Österreichischer Berufsverband
für Kinesiologie

Die Kunst des Muskeltestens in der Kinesiologie

Dr. paed. Werner Weishaupt – Dozent und Heilpraktiker für Psychotherapie

By Dr. paed. Werner Weishaupt

Begründer der „Psychosomatischen Kinesiologie“® Psychotherapeutische und lerntherapeutische Praxis seit 1993 in Salzgitter-Bad Autor zahlreicher Fachartikel, z.B. in den Zeitschriften „Freie Psychotherapie“ und „Comed“ Präsident des Verbandes Freier Psychotherapeuten und Heilpraktiker für Psychotherapie e.V. (Hannover) Werner Weishaupt leitet mit seiner langjährigen Erfahrung einfühlsam und gruppenzentriert Selbsthilfegruppen an, in denen er unseren Patienten und Klienten Methoden zur Selbstwirksamkeit und Selbstbestimmung vermittelt.

Von verschiedenen Seiten – nicht nur von „Schulmedizinern“ sondern auch von Psychologen, Pädagogen und manchmal auch Theologen – wird die Kinesiologie und ihr Herzstück, der kinesiologische Muskeltest, als „unseriös“ kritisiert, bisweilen sogar diffamiert. Oft scheinen solche Kritiker sich nicht gründlich genug informiert zu haben und urteilen eher nach dem Motto: „Es kann doch nicht sooo einfach sein, Informationen über die körperlich-seelische Verfassung eines Menschen zu erhalten, wie mit dem Muskeltest! Dazu brauchen wir doch umfangreichere und kompliziertere klinische Tests und Diagnosen!“ Möglicherweise stehen im Einzelfall dahinter auch Negativerfahrungen mit Kinesiologie-Anwendern, die unbedacht und unvorbereitet „drauflos testen“ und nicht die Mindeststandards für eine zuverlässige Vorgehensweise einhalten. Deshalb sollen diese hier in aller Kürze noch einmal anschaulich dargestellt werden.

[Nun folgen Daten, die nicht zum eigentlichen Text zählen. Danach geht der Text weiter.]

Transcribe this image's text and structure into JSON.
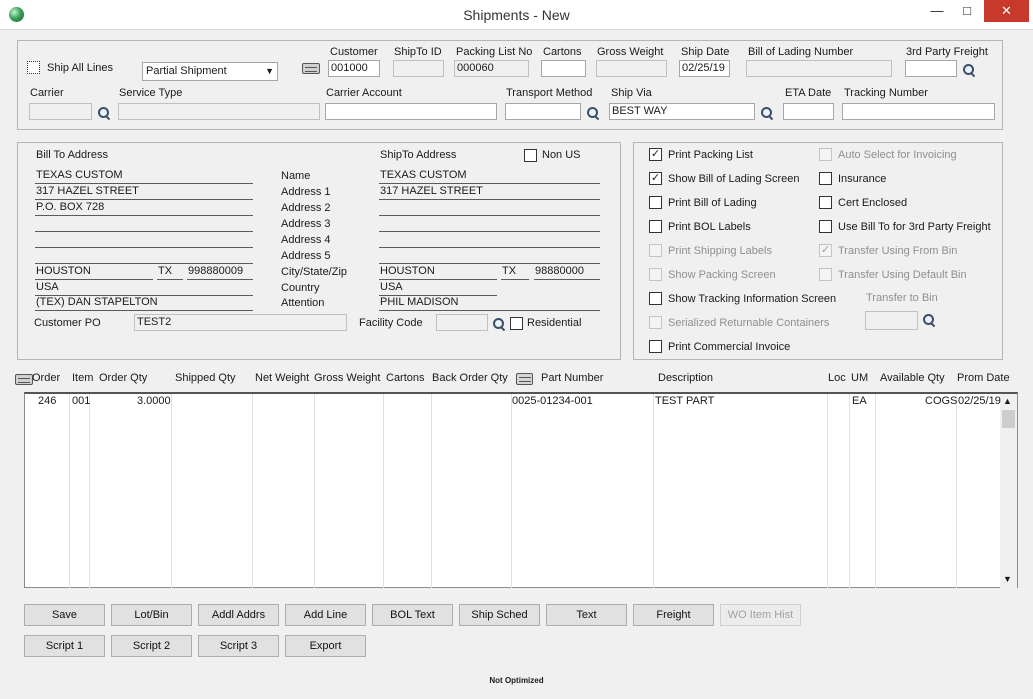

Als eine vielseitig nutzbare und für Psychotherapeuten wie Ärzte und Heilpraktiker gleichermaßen begeisternde Diagnose- und Therapiemethode setzt sich die Kinesiologie immer mehr durch.

In ihrem Mittelpunkt steht der Muskeltest, der zurückgeht auf die Erkenntnisse des Chiropraktikers Dr. George Goodheart. Er wieder orientierte sich an den grundlegenden physiologischen Forschungen zur Funktionsweise unseres Muskel-, Sehnen- und Nervensystems aus den 30er und 40er Jahren des letzten Jahrhunderts. Goodheart beobachtete in seiner praktischen chirotherapeutischen Arbeit, dass spezifische Muskelschwächen durch Stressfaktoren im Körper verursacht werden.

Er stellte auch fest, dass bestimmte Muskeln regelmäßig auf bestimmte Organstörungen und bestimmte Meridianblockierungen reagieren.

Andere Kinesiologen erweiterten diese Erkenntnisse. So schreibt etwa der Psychiater Dr. John Diamond in seinem Buch „Der Körper lügt nicht“, dass man mit Hilfe des Muskeltests auch die Wirkung bestimmter Farben, Nahrungsmittel, Medikamente, Umgebungsreize, aber auch bestimmter Worte, Gedanken und Gefühle auf den Organismus feststellen kann, da dieser auf alle Erlebnisse, Wahrnehmungen, Begegnungen, Schwingungen mit einer energetischen Reaktion „stark“ oder „schwach“ antwortet. Diese Erkenntnisse sind in den letzten 40 Jahren durch viele Forscher und Anwender aus den verschiedensten Berufsgruppen bestätigt und erweitert worden. So erlaubt der Muskeltest z.B. dem Psychotherapeuten, mit dem Unterbewussten eines Klienten in einen Dialog zu treten und sehr präzise die zu einer Konfliktsituation gehörenden Gefühle und Ängste, inneren Strebungen und Hemmungen sowie dazugehörige prägende Lebensereignisse und Glaubensüberzeugungen herauszufinden, um sie dann mit dem Klienten im therapeutischen Gespräch weiter zu verarbeiten.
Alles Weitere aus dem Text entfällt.